Walter Hayes recalled Fords words to Andrews at the meeting: What we need is a Ford of Europe to knock a few heads together and make things happen faster. And its no use looking to Dearborn. They have enough on their plate. You have got to do it yourself. Make Ford of Europe.
So the integration began. Jim Donaldson, president of Ford of Europe from 1998 to 1999, says: We formed a giant British-German team of executives as the planning committee for Ford of Europe. We met five days a week. This committee had to pull together a blueprint for launching Ford of Europe.
Ford of Britain and Ford of Germany were frustrated that they were tiny players in Europe. A lot of the troops latched on to Mr. Fords vision that you could add the two shares together. If Ford applied itself it could become a large two-digit share in Europe and not be a bit player. That appealed to the pride of individual guys.
David Burgess Wise, Ford historian, says: It would be difficult to get Britain and Germany to work together so soon after the war. It obviously was a very tough time because people were being pitchforked out of their certain career structures into the unknown.
Some of the product development people involved in the early days of Ford of Europe when all the organization was shattered and stuck together, just sat in their offices at Dunton crying. Their whole careers, which had been on a certain and steady progression until now, had been thrown into the wind and blown away.
Bill Hayden, a young manufacturing executive at the time who would go on to run Fords European manufacturing operation and later its new Jaguar unit, says: There was a mutual distrust. Only a few years before, we were fighting each other in the war. It was funny, when you got them together, all the Brits would say they fought in the Far East and the Germans on the Russian front.
Combining the organizations meant some people would lose their positions. Donaldson says: In almost every case, two jobs became one. We had a young guy called Alex Trotman director of product planning for Ford of Britain. Klaus Amedick was director of product planning in Germany. So when Trotman got the Ford of Europe job, Klaus became the assistant. This happened all through the organization.
Albert Caspers, Ford of Europe chairman from 1994 until 1996 and manager of pilot plant and technical services in the early days of Ford of Europe, recalls: In Germany, we were not prepared at all for this joint venture. The day after it was announced, I was made responsible for pilot plant and technical services.
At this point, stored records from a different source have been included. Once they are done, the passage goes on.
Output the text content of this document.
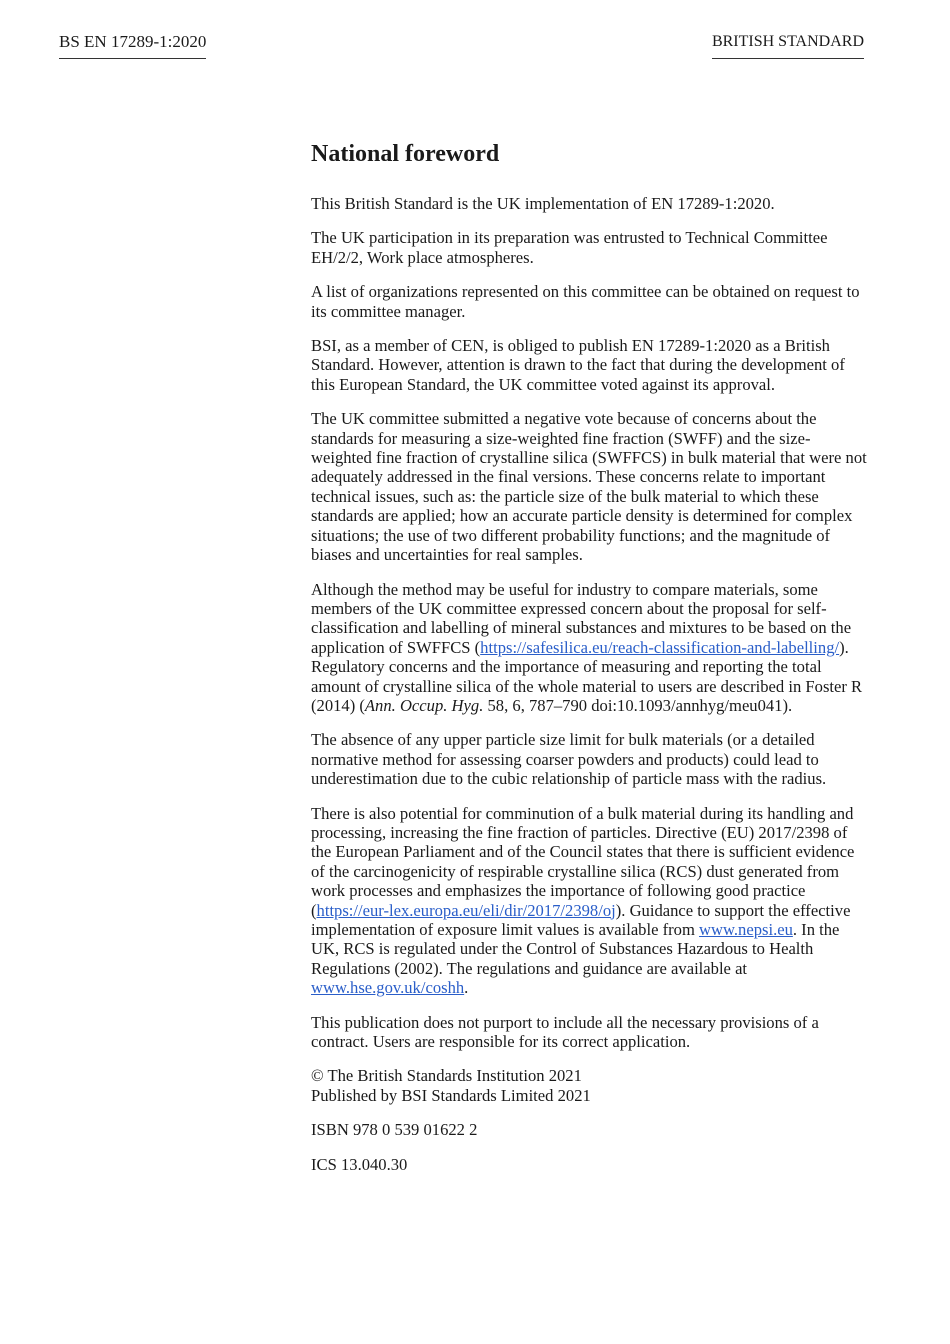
BS EN 17289-1:2020	BRITISH STANDARD
National foreword

This British Standard is the UK implementation of EN 17289-1:2020.

The UK participation in its preparation was entrusted to Technical Committee EH/2/2, Work place atmospheres.

A list of organizations represented on this committee can be obtained on request to its committee manager.

BSI, as a member of CEN, is obliged to publish EN 17289-1:2020 as a British Standard. However, attention is drawn to the fact that during the development of this European Standard, the UK committee voted against its approval.

The UK committee submitted a negative vote because of concerns about the standards for measuring a size-weighted fine fraction (SWFF) and the size-weighted fine fraction of crystalline silica (SWFFCS) in bulk material that were not adequately addressed in the final versions. These concerns relate to important technical issues, such as: the particle size of the bulk material to which these standards are applied; how an accurate particle density is determined for complex situations; the use of two different probability functions; and the magnitude of biases and uncertainties for real samples.

Although the method may be useful for industry to compare materials, some members of the UK committee expressed concern about the proposal for self-classification and labelling of mineral substances and mixtures to be based on the application of SWFFCS (https://safesilica.eu/reach-classification-and-labelling/). Regulatory concerns and the importance of measuring and reporting the total amount of crystalline silica of the whole material to users are described in Foster R (2014) (Ann. Occup. Hyg. 58, 6, 787–790 doi:10.1093/annhyg/meu041).

The absence of any upper particle size limit for bulk materials (or a detailed normative method for assessing coarser powders and products) could lead to underestimation due to the cubic relationship of particle mass with the radius.

There is also potential for comminution of a bulk material during its handling and processing, increasing the fine fraction of particles. Directive (EU) 2017/2398 of the European Parliament and of the Council states that there is sufficient evidence of the carcinogenicity of respirable crystalline silica (RCS) dust generated from work processes and emphasizes the importance of following good practice (https://eur-lex.europa.eu/eli/dir/2017/2398/oj). Guidance to support the effective implementation of exposure limit values is available from www.nepsi.eu. In the UK, RCS is regulated under the Control of Substances Hazardous to Health Regulations (2002). The regulations and guidance are available at www.hse.gov.uk/coshh.

This publication does not purport to include all the necessary provisions of a contract. Users are responsible for its correct application.

© The British Standards Institution 2021
Published by BSI Standards Limited 2021

ISBN 978 0 539 01622 2

ICS 13.040.30
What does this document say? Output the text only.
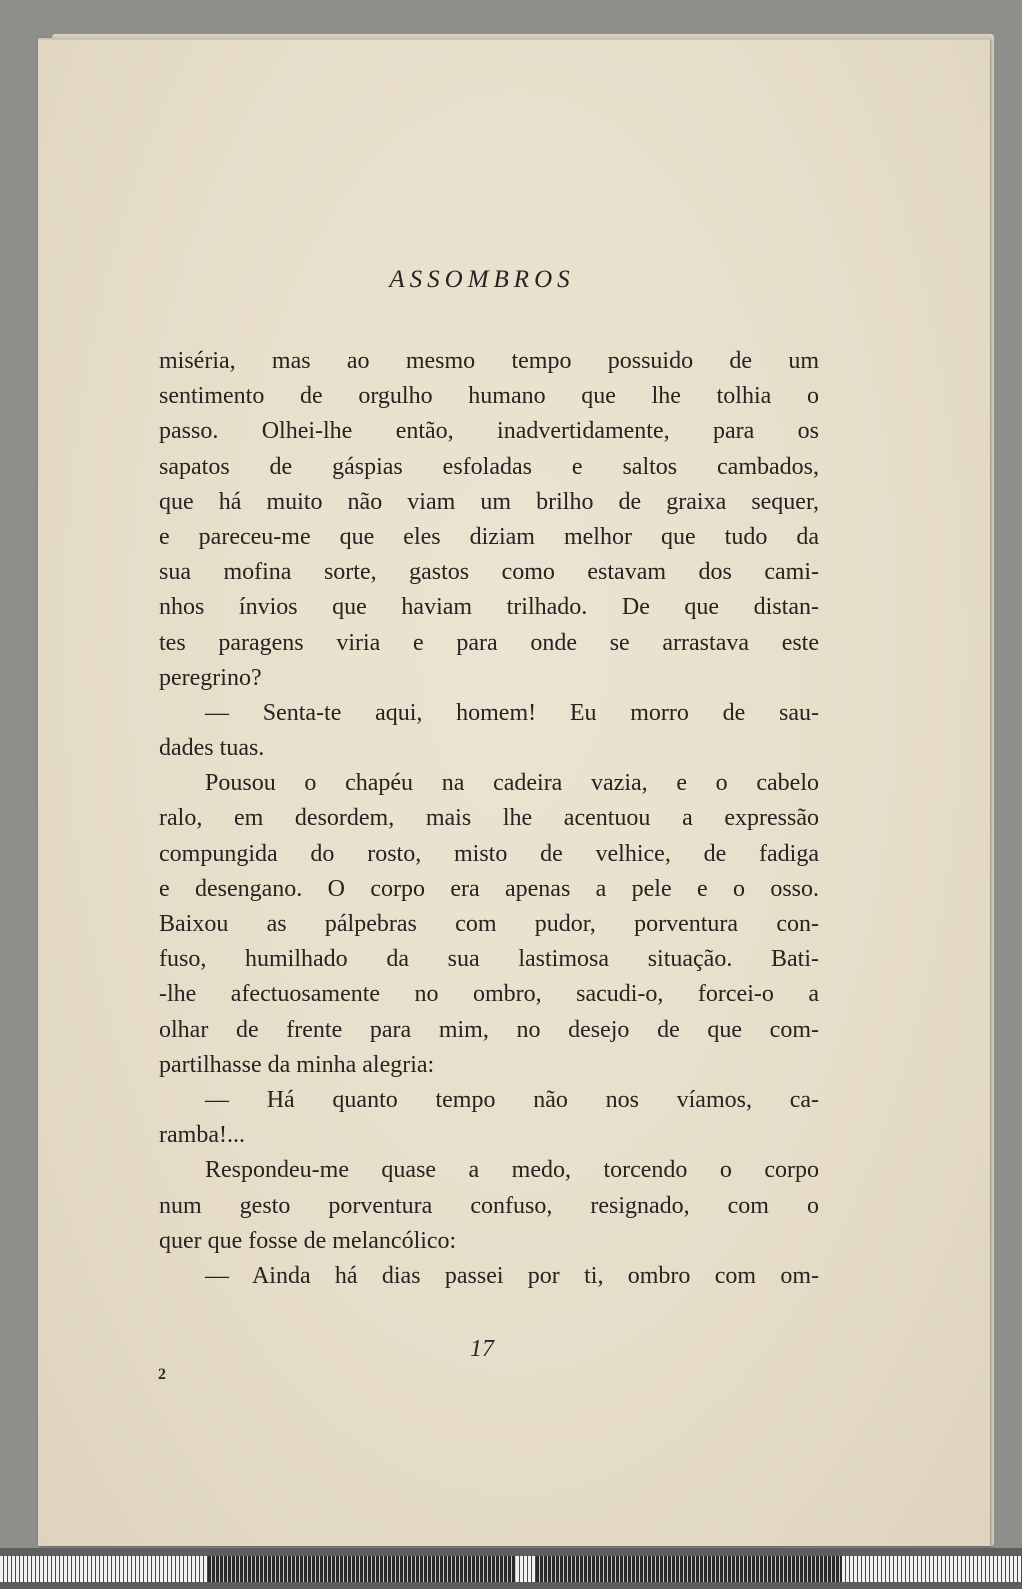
ASSOMBROS
miséria, mas ao mesmo tempo possuido de um
sentimento de orgulho humano que lhe tolhia o
passo. Olhei-lhe então, inadvertidamente, para os
sapatos de gáspias esfoladas e saltos cambados,
que há muito não viam um brilho de graixa sequer,
e pareceu-me que eles diziam melhor que tudo da
sua mofina sorte, gastos como estavam dos cami-
nhos ínvios que haviam trilhado. De que distan-
tes paragens viria e para onde se arrastava este
peregrino?
— Senta-te aqui, homem! Eu morro de sau-
dades tuas.
Pousou o chapéu na cadeira vazia, e o cabelo
ralo, em desordem, mais lhe acentuou a expressão
compungida do rosto, misto de velhice, de fadiga
e desengano. O corpo era apenas a pele e o osso.
Baixou as pálpebras com pudor, porventura con-
fuso, humilhado da sua lastimosa situação. Bati-
-lhe afectuosamente no ombro, sacudi-o, forcei-o a
olhar de frente para mim, no desejo de que com-
partilhasse da minha alegria:
— Há quanto tempo não nos víamos, ca-
ramba!...
Respondeu-me quase a medo, torcendo o corpo
num gesto porventura confuso, resignado, com o
quer que fosse de melancólico:
— Ainda há dias passei por ti, ombro com om-
17
2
That means we built all the preproduction units right from prototypes up to Job 1. I traveled to London without knowing who I was going to meet (because Ford of Britain had no similar job at Dagenham).
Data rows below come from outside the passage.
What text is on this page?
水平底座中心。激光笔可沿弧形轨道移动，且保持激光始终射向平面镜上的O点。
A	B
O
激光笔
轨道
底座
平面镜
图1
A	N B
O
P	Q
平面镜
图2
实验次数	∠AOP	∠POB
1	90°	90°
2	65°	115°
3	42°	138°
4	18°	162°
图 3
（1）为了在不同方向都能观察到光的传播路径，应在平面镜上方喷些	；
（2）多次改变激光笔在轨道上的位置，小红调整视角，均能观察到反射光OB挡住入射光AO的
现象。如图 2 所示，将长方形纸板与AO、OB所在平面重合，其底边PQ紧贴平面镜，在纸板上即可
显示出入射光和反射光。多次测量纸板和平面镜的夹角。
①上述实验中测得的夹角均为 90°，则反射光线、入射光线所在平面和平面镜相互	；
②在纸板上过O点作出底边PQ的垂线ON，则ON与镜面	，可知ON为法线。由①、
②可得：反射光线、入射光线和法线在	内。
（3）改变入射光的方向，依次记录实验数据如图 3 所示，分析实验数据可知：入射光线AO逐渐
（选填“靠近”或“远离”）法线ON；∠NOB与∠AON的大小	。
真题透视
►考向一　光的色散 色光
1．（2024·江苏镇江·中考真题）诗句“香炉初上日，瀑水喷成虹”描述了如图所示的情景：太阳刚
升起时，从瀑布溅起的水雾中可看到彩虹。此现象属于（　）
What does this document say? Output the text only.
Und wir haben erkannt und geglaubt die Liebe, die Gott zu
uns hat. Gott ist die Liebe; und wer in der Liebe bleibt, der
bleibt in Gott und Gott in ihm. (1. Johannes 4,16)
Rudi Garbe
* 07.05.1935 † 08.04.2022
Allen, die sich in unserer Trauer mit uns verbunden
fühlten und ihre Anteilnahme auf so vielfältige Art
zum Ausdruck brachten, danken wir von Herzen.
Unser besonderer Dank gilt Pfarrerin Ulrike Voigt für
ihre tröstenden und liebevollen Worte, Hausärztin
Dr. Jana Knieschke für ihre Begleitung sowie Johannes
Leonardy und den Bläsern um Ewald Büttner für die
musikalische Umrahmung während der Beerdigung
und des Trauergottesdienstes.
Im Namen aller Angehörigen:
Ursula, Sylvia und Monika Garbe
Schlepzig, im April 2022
The language barrier was a big issue in deciding who got what job. Hans-Joachim Lehmann, longtime human resources director at Ford of Germany, says: In Germany, nobody ever expected to communicate totally in English. The majority of the senior management in manufacturing and product development was not bilingual. This caused a lot of confusion at the beginning, and it required those who did not speak English to learn the language.
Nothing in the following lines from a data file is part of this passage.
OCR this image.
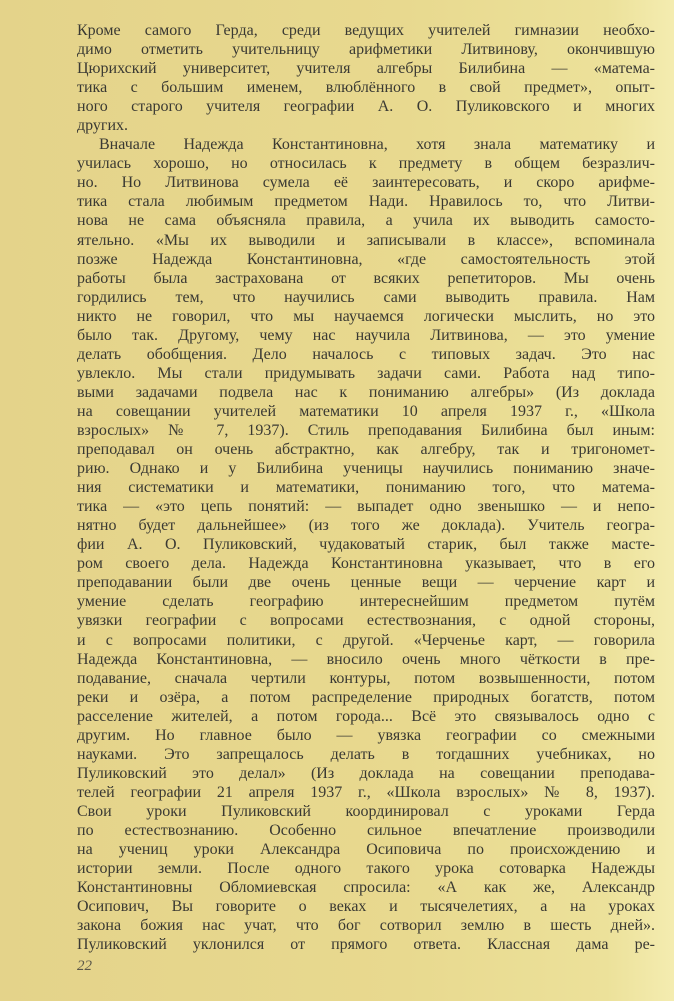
Кроме самого Герда, среди ведущих учителей гимназии необхо-
димо отметить учительницу арифметики Литвинову, окончившую
Цюрихский университет, учителя алгебры Билибина — «матема-
тика с большим именем, влюблённого в свой предмет», опыт-
ного старого учителя географии А. О. Пуликовского и многих
других.
Вначале Надежда Константиновна, хотя знала математику и
училась хорошо, но относилась к предмету в общем безразлич-
но. Но Литвинова сумела её заинтересовать, и скоро арифме-
тика стала любимым предметом Нади. Нравилось то, что Литви-
нова не сама объясняла правила, а учила их выводить самосто-
ятельно. «Мы их выводили и записывали в классе», вспоминала
позже Надежда Константиновна, «где самостоятельность этой
работы была застрахована от всяких репетиторов. Мы очень
гордились тем, что научились сами выводить правила. Нам
никто не говорил, что мы научаемся логически мыслить, но это
было так. Другому, чему нас научила Литвинова, — это умение
делать обобщения. Дело началось с типовых задач. Это нас
увлекло. Мы стали придумывать задачи сами. Работа над типо-
выми задачами подвела нас к пониманию алгебры» (Из доклада
на совещании учителей математики 10 апреля 1937 г., «Школа
взрослых» № 7, 1937). Стиль преподавания Билибина был иным:
преподавал он очень абстрактно, как алгебру, так и тригономет-
рию. Однако и у Билибина ученицы научились пониманию значе-
ния систематики и математики, пониманию того, что матема-
тика — «это цепь понятий: — выпадет одно звенышко — и непо-
нятно будет дальнейшее» (из того же доклада). Учитель геогра-
фии А. О. Пуликовский, чудаковатый старик, был также масте-
ром своего дела. Надежда Константиновна указывает, что в его
преподавании были две очень ценные вещи — черчение карт и
умение сделать географию интереснейшим предметом путём
увязки географии с вопросами естествознания, с одной стороны,
и с вопросами политики, с другой. «Черченье карт, — говорила
Надежда Константиновна, — вносило очень много чёткости в пре-
подавание, сначала чертили контуры, потом возвышенности, потом
реки и озёра, а потом распределение природных богатств, потом
расселение жителей, а потом города... Всё это связывалось одно с
другим. Но главное было — увязка географии со смежными
науками. Это запрещалось делать в тогдашних учебниках, но
Пуликовский это делал» (Из доклада на совещании преподава-
телей географии 21 апреля 1937 г., «Школа взрослых» № 8, 1937).
Свои уроки Пуликовский координировал с уроками Герда
по естествознанию. Особенно сильное впечатление производили
на учениц уроки Александра Осиповича по происхождению и
истории земли. После одного такого урока сотоварка Надежды
Константиновны Обломиевская спросила: «А как же, Александр
Осипович, Вы говорите о веках и тысячелетиях, а на уроках
закона божия нас учат, что бог сотворил землю в шесть дней».
Пуликовский уклонился от прямого ответа. Классная дама ре-
22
It was those fellows who had a typical German career and only worked in manufacturing who had the greatest problems. If the manager of an engine plant didnt speak English, you had to put him somewhere else and put someone in his place to talk English with others to coordinate engine production.
Hayden remembers it differently:
Every German spoke English. They had to speak English. Americans are singularly inept in languages.
But nobody ever forgot that the company was based in America.